AI limits and disclosure

Machine-learning classification is helpful, but it is not infallible. The Scam Message Scanner can produce false positives (flagging legitimate messages as suspicious) and false negatives (failing to flag genuine scams). The tool’s output is one input to your decision, not the decision itself.

Specifically:

  • Validated BEC detector precision and recall: 100% on a 55-case labelled set (May 2026). Production traffic may surface false positives or negatives we haven’t seen in testing.
  • The browser-only message classifier was trained on a curated corpus of UK and global scam patterns up to mid-2025. New scam patterns may not be recognised until the model is updated.
  • We re-evaluate detection accuracy quarterly. Material accuracy regressions are published in the relevant tool’s release notes.

Human in the loop

The most important things on SignalTools — verdicts on real firms, recovery guidance for real victims — are human-curated. AI is a tool that helps humans work faster on detection patterns and content drafts. Final decisions about what we publish are human decisions.

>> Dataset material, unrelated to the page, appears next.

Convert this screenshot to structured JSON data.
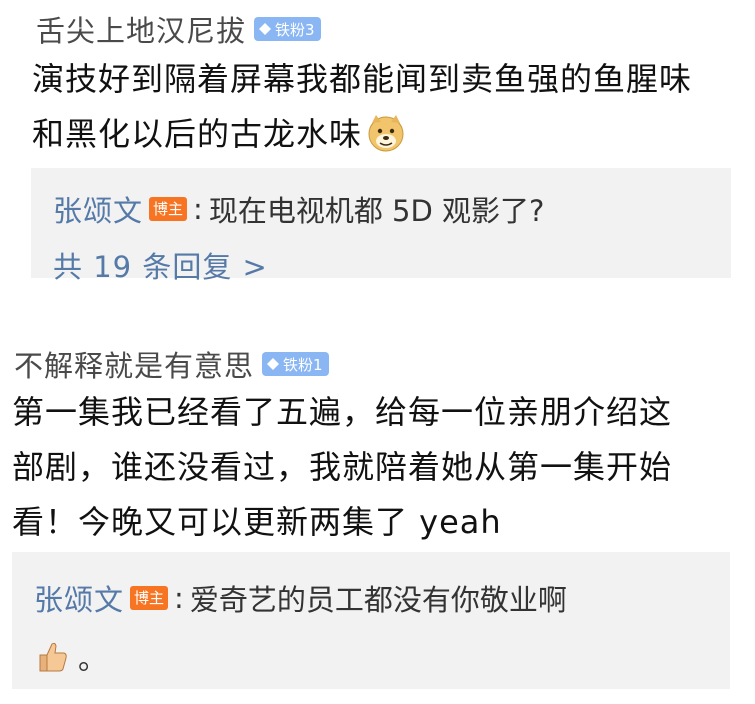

If you spot an AI-related error on the site (a misclassified message, a false positive verdict, content you believe was generated without sufficient review), email corrections@signaltools.org with the URL and what you noticed. Same response timeline as our regular corrections process (48-hour acknowledgement, 5-working-day resolution).

Last updated: 12 May 2026. This statement is reviewed at least every 6 months or whenever a material change in AI use occurs.